Companies announced nearly 90,000 layoffs in March, a sharp step up from the previous month and a giant acceleration from a year ago, outplacement firm Challenger, Gray & Christmas reported.
Planned layoffs totaled 89,703 for the period, an increase of 15% from February. Year to date, job cuts have soared to 270,416, an increase of 396% from the same period a year ago.
The damage was especially bad in tech, which has announced 102,391 cuts so far in 2023. That’s a staggering increase of 38,487% from a year ago and good for 38% of all staff reductions. Tech already has cut 5% more than for all of 2022, according to the report, and is on pace to eclipse 2001, the worst year ever amid the dotcom bust.

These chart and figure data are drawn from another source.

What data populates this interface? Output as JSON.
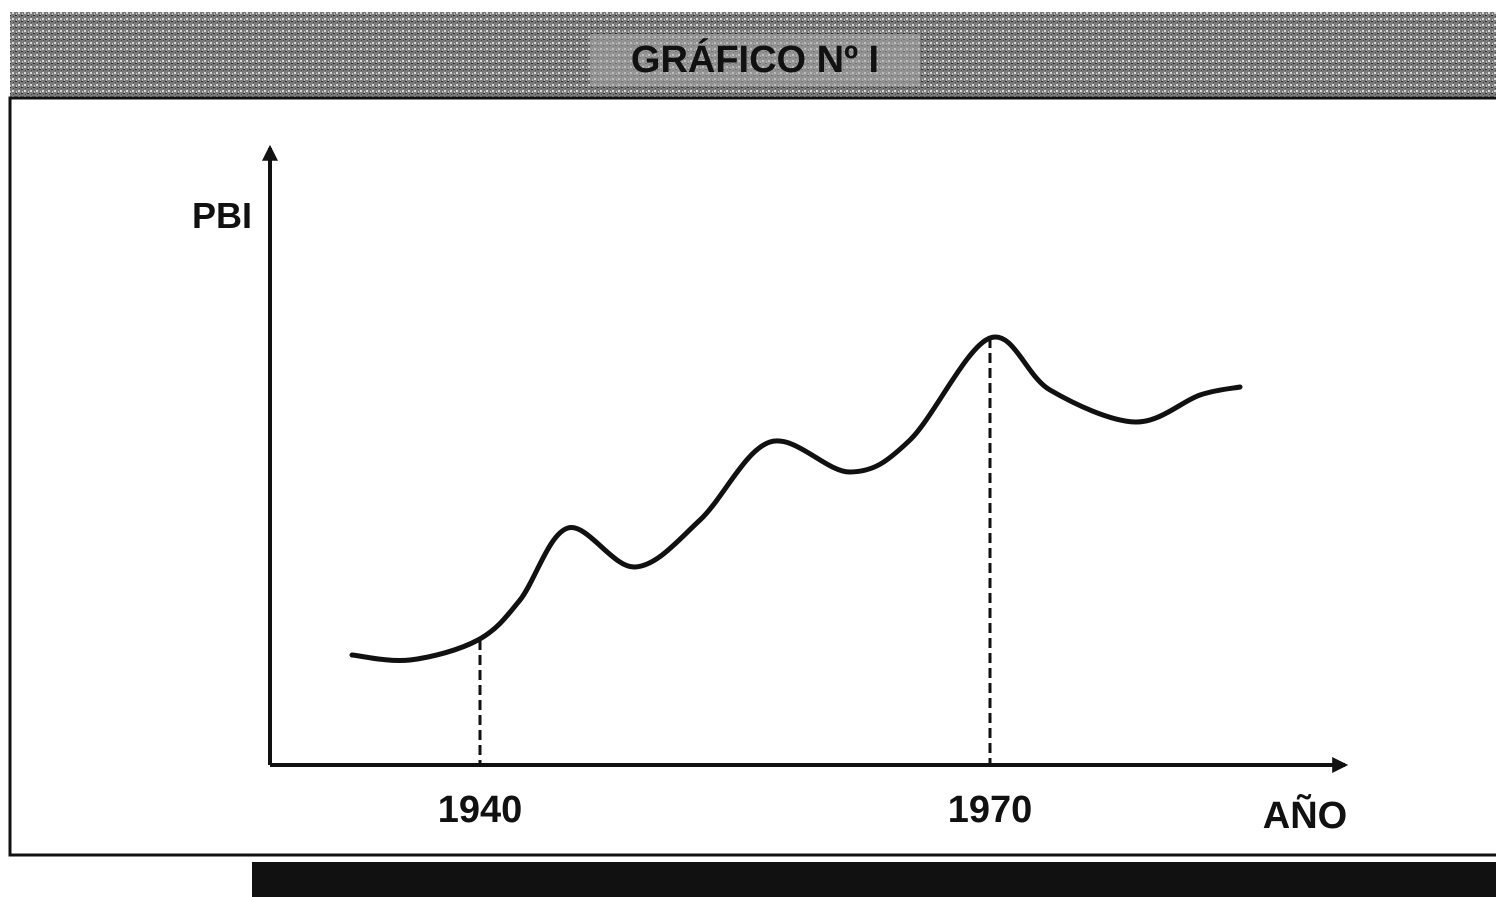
{
  "header": {
    "title": "GRÁFICO Nº I"
  },
  "diagram": {
    "y_axis_label": "PBI",
    "x_axis_label": "AÑO",
    "x_markers": [
      "1940",
      "1970"
    ]
  }
}
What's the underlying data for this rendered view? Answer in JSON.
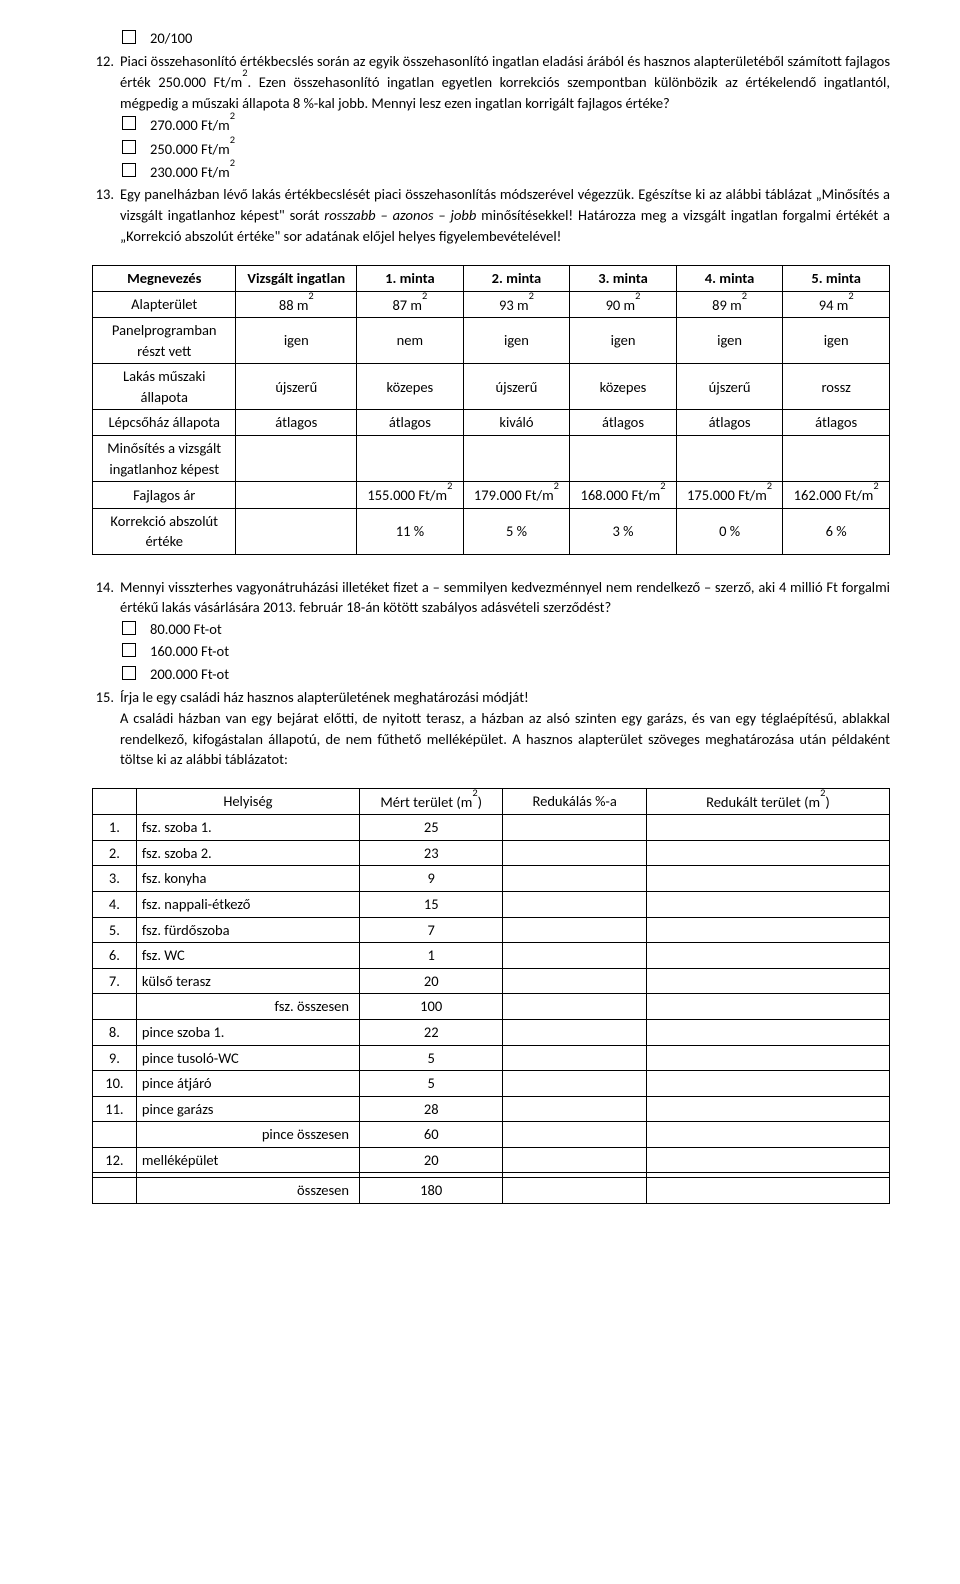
{
  "opt_top": "20/100",
  "q12_num": "12.",
  "q12_text1": "Piaci összehasonlító értékbecslés során az egyik összehasonlító ingatlan eladási árából és hasznos alapterületéből számított fajlagos érték 250.000 Ft/m",
  "q12_text2": ". Ezen összehasonlító ingatlan egyetlen korrekciós szempontban különbözik az értékelendő ingatlantól, mégpedig a műszaki állapota 8 %-kal jobb. Mennyi lesz ezen ingatlan korrigált fajlagos értéke?",
  "q12_opts": [
    "270.000 Ft/m",
    "250.000 Ft/m",
    "230.000 Ft/m"
  ],
  "q13_num": "13.",
  "q13_text": "Egy panelházban lévő lakás értékbecslését piaci összehasonlítás módszerével végezzük. Egészítse ki az alábbi táblázat „Minősítés a vizsgált ingatlanhoz képest\" sorát ",
  "q13_italic": "rosszabb – azonos – jobb",
  "q13_text2": " minősítésekkel! Határozza meg a vizsgált ingatlan forgalmi értékét a „Korrekció abszolút értéke\" sor adatának előjel helyes figyelembevételével!",
  "t1": {
    "h": [
      "Megnevezés",
      "Vizsgált ingatlan",
      "1. minta",
      "2. minta",
      "3. minta",
      "4. minta",
      "5. minta"
    ],
    "r1": [
      "Alapterület",
      "88 m",
      "87 m",
      "93 m",
      "90 m",
      "89 m",
      "94 m"
    ],
    "r2": [
      "Panelprogramban részt vett",
      "igen",
      "nem",
      "igen",
      "igen",
      "igen",
      "igen"
    ],
    "r3": [
      "Lakás műszaki állapota",
      "újszerű",
      "közepes",
      "újszerű",
      "közepes",
      "újszerű",
      "rossz"
    ],
    "r4": [
      "Lépcsőház állapota",
      "átlagos",
      "átlagos",
      "kiváló",
      "átlagos",
      "átlagos",
      "átlagos"
    ],
    "r5": [
      "Minősítés a vizsgált ingatlanhoz képest",
      "",
      "",
      "",
      "",
      "",
      ""
    ],
    "r6": [
      "Fajlagos ár",
      "",
      "155.000 Ft/m",
      "179.000 Ft/m",
      "168.000 Ft/m",
      "175.000 Ft/m",
      "162.000 Ft/m"
    ],
    "r7": [
      "Korrekció abszolút értéke",
      "",
      "11 %",
      "5 %",
      "3 %",
      "0 %",
      "6 %"
    ]
  },
  "q14_num": "14.",
  "q14_text": "Mennyi visszterhes vagyonátruházási illetéket fizet a – semmilyen kedvezménnyel nem rendelkező – szerző, aki 4 millió Ft forgalmi értékű lakás vásárlására 2013. február 18-án kötött szabályos adásvételi szerződést?",
  "q14_opts": [
    "80.000 Ft-ot",
    "160.000 Ft-ot",
    "200.000 Ft-ot"
  ],
  "q15_num": "15.",
  "q15_text": "Írja le egy családi ház hasznos alapterületének meghatározási módját!",
  "q15_p": "A családi házban van egy bejárat előtti, de nyitott terasz, a házban az alsó szinten egy garázs, és van egy téglaépítésű, ablakkal rendelkező, kifogástalan állapotú, de nem fűthető melléképület. A hasznos alapterület szöveges meghatározása után példaként töltse ki az alábbi táblázatot:",
  "t2": {
    "h": [
      "",
      "Helyiség",
      "Mért terület (m",
      "Redukálás %-a",
      "Redukált terület (m"
    ],
    "rows": [
      [
        "1.",
        "fsz. szoba 1.",
        "25",
        "",
        ""
      ],
      [
        "2.",
        "fsz. szoba 2.",
        "23",
        "",
        ""
      ],
      [
        "3.",
        "fsz. konyha",
        "9",
        "",
        ""
      ],
      [
        "4.",
        "fsz. nappali-étkező",
        "15",
        "",
        ""
      ],
      [
        "5.",
        "fsz. fürdőszoba",
        "7",
        "",
        ""
      ],
      [
        "6.",
        "fsz. WC",
        "1",
        "",
        ""
      ],
      [
        "7.",
        "külső terasz",
        "20",
        "",
        ""
      ]
    ],
    "sub1": [
      "fsz. összesen",
      "100"
    ],
    "rows2": [
      [
        "8.",
        "pince szoba 1.",
        "22",
        "",
        ""
      ],
      [
        "9.",
        "pince tusoló-WC",
        "5",
        "",
        ""
      ],
      [
        "10.",
        "pince átjáró",
        "5",
        "",
        ""
      ],
      [
        "11.",
        "pince garázs",
        "28",
        "",
        ""
      ]
    ],
    "sub2": [
      "pince összesen",
      "60"
    ],
    "rows3": [
      [
        "12.",
        "melléképület",
        "20",
        "",
        ""
      ]
    ],
    "empty": [
      "",
      "",
      "",
      "",
      ""
    ],
    "total": [
      "összesen",
      "180"
    ]
  },
  "sq": "2",
  "paren": ")"
}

“We know companies are approaching 2023 with caution, though the economy is still creating jobs,” said Andrew Challenger, senior vice president of Challenger, Gray & Christmas. “With rate hikes continuing and companies’ reigning in costs, the large-scale layoffs we are seeing will likely continue.”
In other jobs news Thursday, weekly jobless claims totaled 228,000 for the week ended April 1, higher than the 200,000 Dow Jones estimate, the Labor Department reported. Continuing claims nudged higher to 1.823 million, the highest since December 2021.

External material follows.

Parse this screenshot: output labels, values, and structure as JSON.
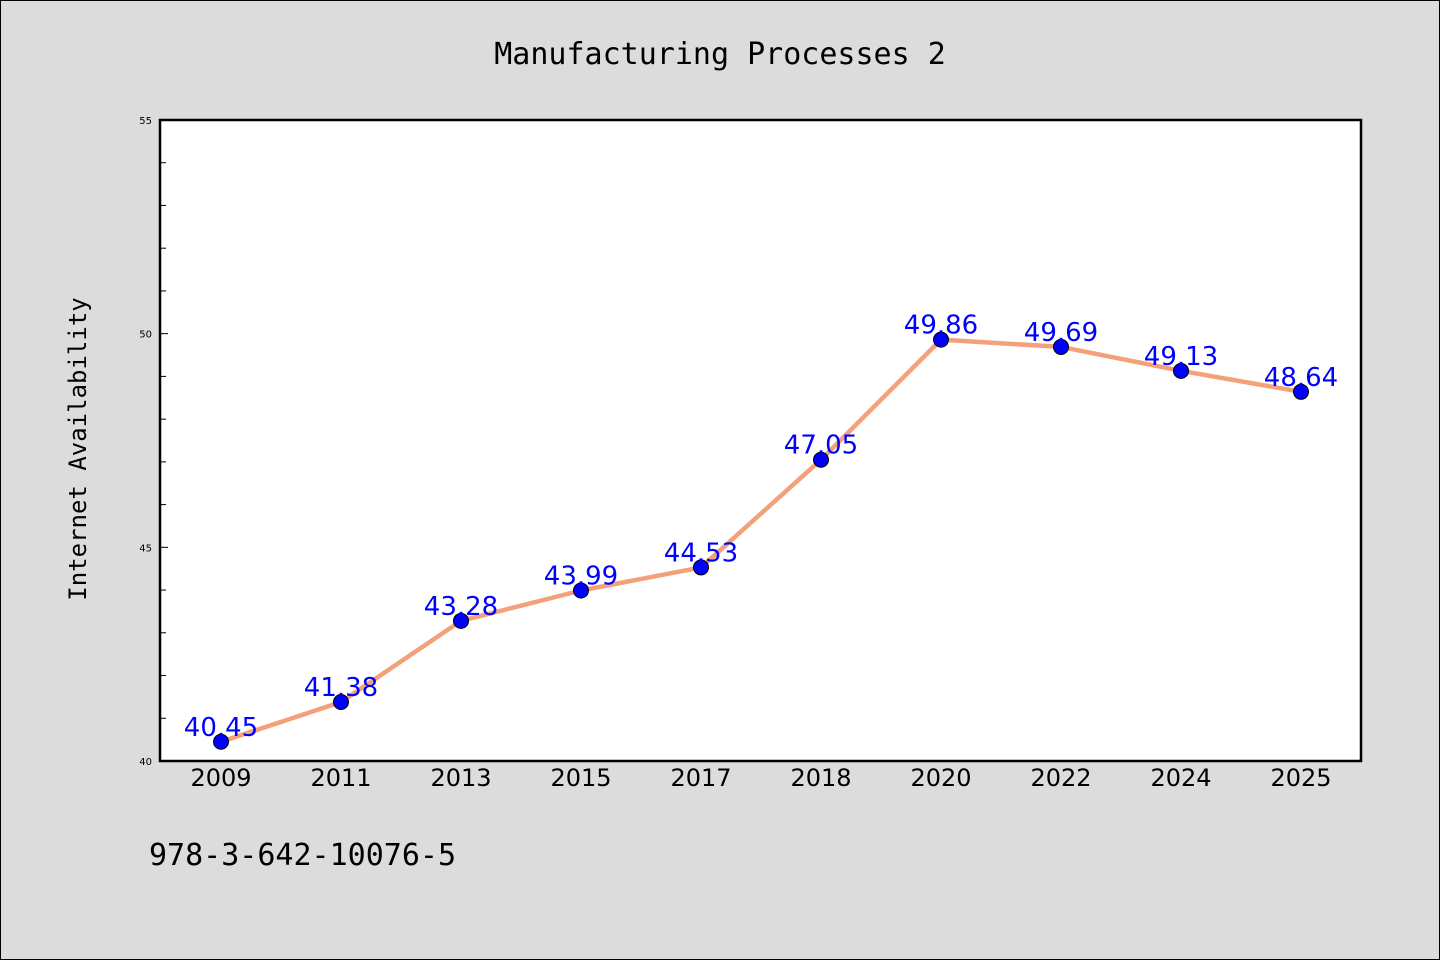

Benchmark revisions from the department indicate that claims have been above 200,000 for virtually the entire period going back to late-October 2022.

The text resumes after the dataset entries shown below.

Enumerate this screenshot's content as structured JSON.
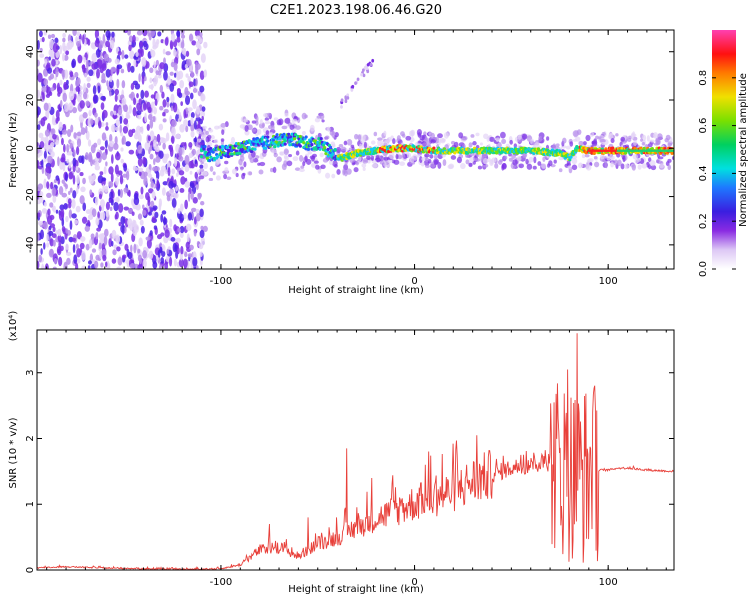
{
  "figure": {
    "title": "C2E1.2023.198.06.46.G20"
  },
  "chart_data": [
    {
      "type": "heatmap",
      "xlabel": "Height of straight line (km)",
      "ylabel": "Frequency (Hz)",
      "xlim": [
        -195,
        134
      ],
      "ylim": [
        -50,
        49
      ],
      "xticks": [
        -100,
        0,
        100
      ],
      "yticks": [
        -40,
        -20,
        0,
        20,
        40
      ],
      "colorbar": {
        "label": "Normalized spectral amplitude",
        "range": [
          0,
          1
        ],
        "ticks": [
          "0.0",
          "0.2",
          "0.4",
          "0.6",
          "0.8"
        ],
        "colormap": "rainbow (white-violet-blue-cyan-green-yellow-red-magenta)"
      },
      "ridge": {
        "description": "dominant frequency ridge",
        "x": [
          -108,
          -95,
          -80,
          -72,
          -65,
          -55,
          -48,
          -43,
          -38,
          -30,
          -20,
          -10,
          0,
          10,
          20,
          40,
          60,
          75,
          80,
          84,
          90,
          100,
          110,
          120,
          134
        ],
        "y": [
          -3,
          -1,
          2,
          3,
          4,
          2,
          2,
          -2,
          -4,
          -2,
          -1,
          0,
          0,
          -1,
          -1,
          -1,
          -1,
          -2,
          -4,
          0,
          -1,
          -1,
          -1,
          -1,
          -1
        ]
      }
    },
    {
      "type": "line",
      "xlabel": "Height of straight line (km)",
      "ylabel": "SNR (10 * v/v)",
      "yscale_label": "(x10⁴)",
      "xlim": [
        -195,
        134
      ],
      "ylim": [
        0,
        3.65
      ],
      "xticks": [
        -100,
        0,
        100
      ],
      "yticks": [
        0,
        1,
        2,
        3
      ],
      "series": [
        {
          "color": "#e8403a",
          "envelope_x": [
            -195,
            -180,
            -160,
            -120,
            -100,
            -90,
            -80,
            -70,
            -60,
            -50,
            -40,
            -30,
            -20,
            -10,
            0,
            10,
            20,
            30,
            40,
            50,
            60,
            70,
            75,
            80,
            85,
            88,
            92,
            96,
            100,
            105,
            110,
            120,
            134
          ],
          "envelope_y": [
            0.03,
            0.05,
            0.03,
            0.01,
            0.02,
            0.08,
            0.3,
            0.35,
            0.2,
            0.4,
            0.5,
            0.65,
            0.78,
            0.9,
            1.02,
            1.1,
            1.2,
            1.35,
            1.45,
            1.55,
            1.6,
            1.65,
            1.6,
            1.5,
            1.45,
            1.45,
            1.48,
            1.52,
            1.52,
            1.55,
            1.55,
            1.52,
            1.5
          ],
          "peaks": [
            {
              "x": -75,
              "y": 0.7
            },
            {
              "x": -55,
              "y": 0.8
            },
            {
              "x": -35,
              "y": 1.85
            },
            {
              "x": -22,
              "y": 1.4
            },
            {
              "x": 55,
              "y": 1.75
            },
            {
              "x": 72,
              "y": 2.55
            },
            {
              "x": 79,
              "y": 3.05
            },
            {
              "x": 84,
              "y": 3.6
            },
            {
              "x": 92,
              "y": 2.4
            }
          ]
        }
      ]
    }
  ]
}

Financial companies have announced the second-highest rate of cuts this year, with the 30,635 layoffs representing a 419% increase from the first quarter in 2022. Health care and retail are the next highest.
At the same time, planned hiring waned in March, totaling just 9,044, or the worst for the month since 2015. On a year-to-date basis, planned additions are at the lowest quarterly total since 2016.
The main reason cited for job cuts has been market and economic conditions, with cost-cutting the next most-often mentioned factor.
The Challenger report comes a day ahead of the Labor Department’s nonfarm payrolls count. Economists surveyed by Dow Jones expect job growth of 238,000 for March, which would be the smallest increase since January 2020.
Along with the high level of layoffs, job openings have begun to fall.
Available positions in February declined below 10 million for the first time since May 2021, indicating at least some loosening in the jobs market, according to Labor Department data released Tuesday. The pace of hiring edged lower by 164,000, though layoffs and discharges were down by 215,000.
In all, there were still nearly 1.7 job openings per available workers.
The Federal Reserve has been targeting the ultra-tight labor market as it battles inflation still running near 40-year highs. The Fed has increased its benchmark borrowing rate by 4.75 percentage points over the past year or so as it seeks to soften the demand that has propelled rising prices.
Markets currently are expecting that the Fed is done raising rates and is likely to start cutting later this year, according to the CME Groups FedWatch tool, which tracks pricing in the futures market.